Even when he was a traveling salesman, Cristian felt comfortable in the kitchen, not just inside the refrigerator. He would often cook for friends and enjoyed learning new methods and recipes. Many years ago, he met a Chinese chef in Cluj. They became friends and would invite one another over to share meals.

But it was a cooking experience with Razvan Exarhu that brought about a revelation that helped him abandon the high paying occupation that left him so empty.

“I’ve learned that it is important is to be remarkable at what you do rather than trying to be renowned. It’s essential to cultivate humility. A remarkable human being will always exude a modesty that gives hope to others.

Now, I can confirm that life really begins at 40. I’m almost 44 but think I look better than I did at 34. I have more confidence in myself than I did at 23, and my soul is not a day older than 14.

Bricecu said that when we are no longer children, we are dead. That’s what I learned from my grandfather, who lived for 80 years. He was always joking and found everything amusing.

It’s so important to peacefully accept everything that comes our way because we are getting served exactly what we need at the time we need it. It’s been four years since I’ve reset my life, four out of the 80 which are to come.”


“Because nothing is new and yet nothing is old in the kitchen, we had the boldness of combining a salty, sweet, spicy, bitter and sour sauce. Critics will say we have badly chosen the garnish, but if we remain anchored in the past, it means that we are not advancing, hence the boldness. So joy and courage – that’s the motto!

Let’s take things one at a time.

I used 200 grams of sirloin beef, which I prepared on the grill (here comes the chance to exercise free will, so you decide if you want it rare, medium or well done, everyone has their own preference).

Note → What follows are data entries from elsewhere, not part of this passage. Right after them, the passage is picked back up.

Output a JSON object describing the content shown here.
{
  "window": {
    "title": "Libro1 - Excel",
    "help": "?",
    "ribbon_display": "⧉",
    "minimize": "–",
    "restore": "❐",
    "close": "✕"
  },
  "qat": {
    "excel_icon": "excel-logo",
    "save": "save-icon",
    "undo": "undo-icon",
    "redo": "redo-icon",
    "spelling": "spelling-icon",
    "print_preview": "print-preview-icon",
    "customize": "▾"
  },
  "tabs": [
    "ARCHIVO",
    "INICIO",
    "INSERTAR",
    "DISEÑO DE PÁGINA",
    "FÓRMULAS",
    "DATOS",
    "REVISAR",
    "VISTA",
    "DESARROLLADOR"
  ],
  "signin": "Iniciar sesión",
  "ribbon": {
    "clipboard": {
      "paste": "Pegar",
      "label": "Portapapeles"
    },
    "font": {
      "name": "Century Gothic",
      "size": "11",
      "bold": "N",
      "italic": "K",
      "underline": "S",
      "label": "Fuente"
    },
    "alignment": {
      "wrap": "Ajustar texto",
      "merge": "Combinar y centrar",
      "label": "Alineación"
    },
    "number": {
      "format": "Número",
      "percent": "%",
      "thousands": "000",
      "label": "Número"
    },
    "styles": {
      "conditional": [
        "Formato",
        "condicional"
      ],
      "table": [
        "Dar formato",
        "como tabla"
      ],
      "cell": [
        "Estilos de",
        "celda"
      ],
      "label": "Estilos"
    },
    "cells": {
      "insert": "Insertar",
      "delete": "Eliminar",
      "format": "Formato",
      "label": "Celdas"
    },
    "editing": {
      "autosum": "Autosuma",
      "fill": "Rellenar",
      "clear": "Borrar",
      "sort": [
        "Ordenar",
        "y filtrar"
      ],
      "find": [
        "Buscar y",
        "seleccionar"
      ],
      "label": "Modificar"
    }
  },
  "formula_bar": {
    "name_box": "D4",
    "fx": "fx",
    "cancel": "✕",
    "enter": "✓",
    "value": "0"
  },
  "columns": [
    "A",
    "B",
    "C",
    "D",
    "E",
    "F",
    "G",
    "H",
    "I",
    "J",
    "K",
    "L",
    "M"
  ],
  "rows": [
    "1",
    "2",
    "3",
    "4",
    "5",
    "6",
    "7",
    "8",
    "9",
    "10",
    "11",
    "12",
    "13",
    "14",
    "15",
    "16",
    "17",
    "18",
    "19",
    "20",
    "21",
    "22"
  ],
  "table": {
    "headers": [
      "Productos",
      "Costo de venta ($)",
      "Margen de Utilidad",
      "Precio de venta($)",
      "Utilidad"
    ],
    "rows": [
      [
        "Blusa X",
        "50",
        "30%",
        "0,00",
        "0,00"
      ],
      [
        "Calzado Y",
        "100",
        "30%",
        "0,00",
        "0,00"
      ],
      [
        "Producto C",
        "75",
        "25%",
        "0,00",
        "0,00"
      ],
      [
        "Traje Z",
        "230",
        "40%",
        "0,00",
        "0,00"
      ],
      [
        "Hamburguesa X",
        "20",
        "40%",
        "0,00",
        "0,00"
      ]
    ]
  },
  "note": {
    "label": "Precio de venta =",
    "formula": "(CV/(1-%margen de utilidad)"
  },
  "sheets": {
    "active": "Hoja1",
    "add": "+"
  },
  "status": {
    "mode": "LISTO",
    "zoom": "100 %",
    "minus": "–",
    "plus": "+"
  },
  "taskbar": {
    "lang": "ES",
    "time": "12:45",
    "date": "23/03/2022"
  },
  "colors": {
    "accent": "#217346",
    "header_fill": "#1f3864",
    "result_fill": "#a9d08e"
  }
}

I seasoned it with Himalayan salt and freshly ground pepper.

For the chocolate sauce we used 40 milliliters of Pinot Noir wine, which we boiled with an aniseed star and two cloves, then added 10 milliliters of fresh orange juice. I added 40 grams of “baking” chocolate, a little Himalayan salt, and when the chocolate melted, I added 5 grams of butter to make it creamier.

I let it boil at low heat and added chili flakes. (You decide how much spice you can handle: even if I enjoy it really spicy, it doesn’t mean that everyone has to comply. Plus I don’t like to say you have to do something).

In the hot pan, we added 5 grams of butter, and when it melted, we popped in 20 grams of julienned carrots and 20 grams of julienned zucchini. We topped it off with some Sriracha sauce but Tobasco sauce will also work.

For the puréed peas, we boiled 150 grams of frozen peas in Himalayan salt water, then crushed them and added mint and fresh basil, more Himalayan salt, cream (20 grams) and 5 grams of butter. I spoke joyfully to the blender until it surrendered a fine paste.

I carefully arranged the dish on a plate and watched the guests to see their reactions.